Wednesday, September 12, 2007

The year so far...

This will be the ramblings of a confused and cluttered mind, I will try to make as much sense as possible in this posts. Many things are happening at the same time and I want to make sure I make the best of it.

The first half of the year 2007

Been a roller coaster ride for me, from a very dark, dim, dodgy start to the year. My life seemingly sucked into the 'dark side'. Financially I was driving myself into the red line, physically i was drinking and smoking, everything else was just a blur. If you ask me, do i regret? my answer will be a NO, I do not regret for the sheer reason that it is the past. I move forward and learn and hopefully become a 'better person' (evolution?)

Career wise, it was stagnating. Business wise was also non-existant. Things did not look good, and I was bordering on insanity trying to THINK MYSELF OUT of the rut i was in. Horrible time horrible, the alcohol, smoke, dark times seem to dull the senses enough for me to survive.

Family wise was alright, just because of the sheer fact that i was never home long enough for people to even notice my changes. All my activities are shrouded behind 'Work purposes'. I leave the house early in the morning, go home in the wee hours of the night. Many times not even showering to sleep as i was just too drunk or too tired or both.

Personally I was alone, too alone. Looking back - it was scary but still worth experiencing. I was down. but never have i experienced a double whammy of being down and continually being sucked into the 'dark side'

Second half of the year

I am glad to say things have taken a turn for the better, if i can plot it on a graph, it will look like a 'bull market' immediately after the depression of the century. Things started picking up after (I am not sure of the exact order) but there are a few key highlights of the year which I am thankful and glad that happened.

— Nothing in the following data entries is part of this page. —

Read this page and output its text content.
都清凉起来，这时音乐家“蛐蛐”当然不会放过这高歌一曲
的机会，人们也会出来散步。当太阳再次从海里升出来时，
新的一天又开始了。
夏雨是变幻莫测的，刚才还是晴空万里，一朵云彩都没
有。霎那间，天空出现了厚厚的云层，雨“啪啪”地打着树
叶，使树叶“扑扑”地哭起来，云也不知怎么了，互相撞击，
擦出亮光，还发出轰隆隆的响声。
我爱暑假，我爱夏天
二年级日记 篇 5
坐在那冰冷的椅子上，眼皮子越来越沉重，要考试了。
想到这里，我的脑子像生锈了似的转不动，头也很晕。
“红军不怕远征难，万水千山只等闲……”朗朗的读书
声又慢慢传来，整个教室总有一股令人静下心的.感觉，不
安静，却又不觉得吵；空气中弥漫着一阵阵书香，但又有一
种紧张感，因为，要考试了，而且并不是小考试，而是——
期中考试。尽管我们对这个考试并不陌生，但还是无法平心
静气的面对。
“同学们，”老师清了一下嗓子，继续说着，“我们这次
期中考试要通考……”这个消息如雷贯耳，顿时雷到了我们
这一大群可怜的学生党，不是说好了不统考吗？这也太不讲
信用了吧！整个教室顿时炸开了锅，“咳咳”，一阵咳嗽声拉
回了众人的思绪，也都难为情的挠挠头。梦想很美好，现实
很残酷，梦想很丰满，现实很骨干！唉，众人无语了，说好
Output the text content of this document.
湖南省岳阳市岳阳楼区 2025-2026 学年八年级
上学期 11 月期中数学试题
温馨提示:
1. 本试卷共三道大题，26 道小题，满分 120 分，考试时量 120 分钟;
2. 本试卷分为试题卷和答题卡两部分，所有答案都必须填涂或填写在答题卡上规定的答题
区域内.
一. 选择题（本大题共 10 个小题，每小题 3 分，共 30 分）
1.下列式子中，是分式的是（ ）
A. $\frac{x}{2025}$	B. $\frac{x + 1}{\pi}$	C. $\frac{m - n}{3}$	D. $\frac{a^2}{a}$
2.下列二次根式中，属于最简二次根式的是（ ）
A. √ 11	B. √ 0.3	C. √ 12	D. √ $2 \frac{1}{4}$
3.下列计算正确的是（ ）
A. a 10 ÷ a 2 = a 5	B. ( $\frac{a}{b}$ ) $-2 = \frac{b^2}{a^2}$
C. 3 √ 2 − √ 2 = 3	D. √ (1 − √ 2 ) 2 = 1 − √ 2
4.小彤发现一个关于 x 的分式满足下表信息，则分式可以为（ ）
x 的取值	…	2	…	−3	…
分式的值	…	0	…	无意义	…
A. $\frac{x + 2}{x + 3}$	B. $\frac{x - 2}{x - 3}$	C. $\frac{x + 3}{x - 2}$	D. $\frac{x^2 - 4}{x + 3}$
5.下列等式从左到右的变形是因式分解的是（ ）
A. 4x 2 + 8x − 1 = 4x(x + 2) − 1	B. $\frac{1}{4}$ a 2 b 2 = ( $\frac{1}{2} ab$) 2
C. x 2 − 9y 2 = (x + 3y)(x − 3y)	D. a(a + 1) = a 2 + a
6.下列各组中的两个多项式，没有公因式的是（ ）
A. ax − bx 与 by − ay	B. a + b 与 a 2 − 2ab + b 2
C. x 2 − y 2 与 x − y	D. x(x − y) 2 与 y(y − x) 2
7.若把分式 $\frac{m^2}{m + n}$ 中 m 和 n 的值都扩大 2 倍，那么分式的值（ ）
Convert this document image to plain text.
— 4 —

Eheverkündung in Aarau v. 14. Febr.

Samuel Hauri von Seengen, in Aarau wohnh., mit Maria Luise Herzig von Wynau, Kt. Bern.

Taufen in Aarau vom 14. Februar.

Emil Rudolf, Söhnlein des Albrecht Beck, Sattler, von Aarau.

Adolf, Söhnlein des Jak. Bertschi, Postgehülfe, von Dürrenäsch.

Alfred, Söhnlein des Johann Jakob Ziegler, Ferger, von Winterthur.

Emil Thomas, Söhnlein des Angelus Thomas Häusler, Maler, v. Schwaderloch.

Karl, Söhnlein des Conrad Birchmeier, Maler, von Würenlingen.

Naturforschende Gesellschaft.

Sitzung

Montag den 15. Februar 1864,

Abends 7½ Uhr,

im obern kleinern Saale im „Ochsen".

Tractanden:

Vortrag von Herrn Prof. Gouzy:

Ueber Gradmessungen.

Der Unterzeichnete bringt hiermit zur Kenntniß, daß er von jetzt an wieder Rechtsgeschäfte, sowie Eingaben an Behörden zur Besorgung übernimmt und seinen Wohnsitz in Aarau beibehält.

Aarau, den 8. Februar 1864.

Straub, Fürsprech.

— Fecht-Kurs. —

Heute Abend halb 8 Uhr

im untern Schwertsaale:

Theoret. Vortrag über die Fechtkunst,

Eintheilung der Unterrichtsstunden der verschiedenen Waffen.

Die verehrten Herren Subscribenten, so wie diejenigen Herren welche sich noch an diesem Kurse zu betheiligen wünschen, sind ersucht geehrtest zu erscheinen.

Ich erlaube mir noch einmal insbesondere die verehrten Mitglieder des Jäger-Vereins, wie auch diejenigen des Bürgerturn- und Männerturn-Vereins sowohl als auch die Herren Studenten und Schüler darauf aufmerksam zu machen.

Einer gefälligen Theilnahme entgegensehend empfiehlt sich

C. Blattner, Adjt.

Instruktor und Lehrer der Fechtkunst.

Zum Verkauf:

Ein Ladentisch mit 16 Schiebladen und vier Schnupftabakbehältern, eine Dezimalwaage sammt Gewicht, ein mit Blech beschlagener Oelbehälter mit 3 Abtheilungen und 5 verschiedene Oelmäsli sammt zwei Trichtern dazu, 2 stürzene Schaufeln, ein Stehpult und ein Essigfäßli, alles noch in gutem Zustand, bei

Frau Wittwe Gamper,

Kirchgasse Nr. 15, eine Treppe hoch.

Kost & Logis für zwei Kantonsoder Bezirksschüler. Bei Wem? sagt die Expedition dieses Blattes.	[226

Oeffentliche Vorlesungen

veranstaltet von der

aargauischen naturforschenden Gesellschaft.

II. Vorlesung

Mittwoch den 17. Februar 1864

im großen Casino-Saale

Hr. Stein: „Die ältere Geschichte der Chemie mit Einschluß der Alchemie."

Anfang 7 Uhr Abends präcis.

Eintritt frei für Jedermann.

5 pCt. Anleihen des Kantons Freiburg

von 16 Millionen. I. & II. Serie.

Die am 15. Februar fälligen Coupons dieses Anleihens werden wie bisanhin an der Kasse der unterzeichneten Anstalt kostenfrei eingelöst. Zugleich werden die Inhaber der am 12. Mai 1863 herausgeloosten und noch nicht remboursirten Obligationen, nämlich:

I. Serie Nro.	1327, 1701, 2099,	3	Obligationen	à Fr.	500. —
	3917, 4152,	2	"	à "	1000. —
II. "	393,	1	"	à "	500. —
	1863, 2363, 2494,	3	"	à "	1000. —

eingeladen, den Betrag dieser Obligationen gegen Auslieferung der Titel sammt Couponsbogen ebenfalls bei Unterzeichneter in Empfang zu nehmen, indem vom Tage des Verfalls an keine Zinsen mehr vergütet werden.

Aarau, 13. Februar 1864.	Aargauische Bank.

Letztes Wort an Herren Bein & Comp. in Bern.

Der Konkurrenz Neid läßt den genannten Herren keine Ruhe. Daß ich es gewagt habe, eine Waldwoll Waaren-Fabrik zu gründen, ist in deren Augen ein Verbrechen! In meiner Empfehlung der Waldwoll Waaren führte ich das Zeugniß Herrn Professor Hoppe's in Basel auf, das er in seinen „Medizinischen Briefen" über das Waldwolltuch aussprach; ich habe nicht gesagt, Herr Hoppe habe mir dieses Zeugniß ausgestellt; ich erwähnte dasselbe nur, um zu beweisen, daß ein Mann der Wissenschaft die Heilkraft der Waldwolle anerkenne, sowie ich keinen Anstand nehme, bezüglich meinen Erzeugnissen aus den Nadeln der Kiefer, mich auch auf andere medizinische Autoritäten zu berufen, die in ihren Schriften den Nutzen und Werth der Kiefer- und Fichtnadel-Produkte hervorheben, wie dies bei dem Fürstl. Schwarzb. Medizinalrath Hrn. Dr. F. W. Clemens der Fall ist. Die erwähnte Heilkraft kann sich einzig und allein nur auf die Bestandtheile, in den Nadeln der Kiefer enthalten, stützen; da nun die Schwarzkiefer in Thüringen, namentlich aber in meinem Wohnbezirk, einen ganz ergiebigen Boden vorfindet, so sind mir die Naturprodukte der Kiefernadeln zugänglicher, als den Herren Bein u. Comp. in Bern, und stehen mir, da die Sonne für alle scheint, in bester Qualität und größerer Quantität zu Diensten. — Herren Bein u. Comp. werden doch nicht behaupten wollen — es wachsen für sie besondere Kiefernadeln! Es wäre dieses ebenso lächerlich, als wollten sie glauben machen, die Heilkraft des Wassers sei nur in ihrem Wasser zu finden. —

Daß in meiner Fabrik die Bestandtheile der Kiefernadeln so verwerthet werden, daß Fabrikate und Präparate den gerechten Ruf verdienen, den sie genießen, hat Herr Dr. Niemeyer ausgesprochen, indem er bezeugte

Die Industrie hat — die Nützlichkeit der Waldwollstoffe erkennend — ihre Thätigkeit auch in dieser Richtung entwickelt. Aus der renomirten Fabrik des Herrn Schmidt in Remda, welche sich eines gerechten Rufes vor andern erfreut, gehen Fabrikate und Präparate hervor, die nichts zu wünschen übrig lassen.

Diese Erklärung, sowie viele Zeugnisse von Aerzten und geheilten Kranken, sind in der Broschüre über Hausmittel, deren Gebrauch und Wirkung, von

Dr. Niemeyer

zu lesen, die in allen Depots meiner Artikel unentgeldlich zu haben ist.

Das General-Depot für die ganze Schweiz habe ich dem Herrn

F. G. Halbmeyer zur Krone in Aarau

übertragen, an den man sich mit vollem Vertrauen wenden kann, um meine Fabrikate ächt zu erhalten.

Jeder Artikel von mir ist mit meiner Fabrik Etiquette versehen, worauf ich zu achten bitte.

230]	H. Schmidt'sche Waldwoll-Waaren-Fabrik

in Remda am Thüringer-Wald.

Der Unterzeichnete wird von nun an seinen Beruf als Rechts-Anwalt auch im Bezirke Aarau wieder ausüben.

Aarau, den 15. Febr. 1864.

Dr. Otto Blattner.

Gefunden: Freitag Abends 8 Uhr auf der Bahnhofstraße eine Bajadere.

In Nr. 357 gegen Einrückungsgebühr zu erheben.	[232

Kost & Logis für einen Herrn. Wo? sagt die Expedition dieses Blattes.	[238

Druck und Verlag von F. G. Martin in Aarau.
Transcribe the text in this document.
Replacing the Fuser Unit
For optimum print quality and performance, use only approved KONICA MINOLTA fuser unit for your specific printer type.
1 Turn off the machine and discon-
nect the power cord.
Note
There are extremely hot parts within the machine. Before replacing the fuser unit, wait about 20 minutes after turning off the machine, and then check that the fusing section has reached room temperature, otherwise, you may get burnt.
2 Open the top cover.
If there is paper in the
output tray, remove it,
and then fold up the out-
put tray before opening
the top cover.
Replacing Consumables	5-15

First things first, I am very much in love now. I think i found the person i want to spend my life with. (I am not saying this just because she co-owns this blog) but i really feel that WE can work something out. I think of her continuously and want the best for her. *muakz* darling lou por zai.

then I got a promotion and a much needed salary hike, putting me into the 6 figure yearly income bracket. This new fact kept me entertained for a good 5 minutes, after that I started to wonder HOW do i make more. hahahahahaah talk about contentment.

From there, the love of my life convinced me to quit my cigar smoking, else she will do something drastic. I also quite because the cigars made it horrendously dry for me. Anyway.. cigars are not off my hobby list.

Recently my 'vested interest' outside just got paid off, hopefully there is $$ behind the cheque i got. Wish me luck. my first 6 figure cheque and I guess I should be quite comfortable for the year. But again, the novelty of having 6 figures lasted about 10 minutes? Now i am wondering how do I make more and how much more is enough? I want my porsche and ferrari's in my LIFETIME.

Overall things are turning out to be good, need to keep the momentum and strive for bigger better things. It is in 'good times' that we should prepare for 'rainy days'. But how and what? I need to crack this nut soonest possible just to be safe.

Wish me luck, so far so good.

Love you darling lou por, please be my guide, support and chronicler of my life. I really need you to help me out in alot of the areas that will pop up.

Loving you lots,
Still a 25 year old boy trying to make the best of his life.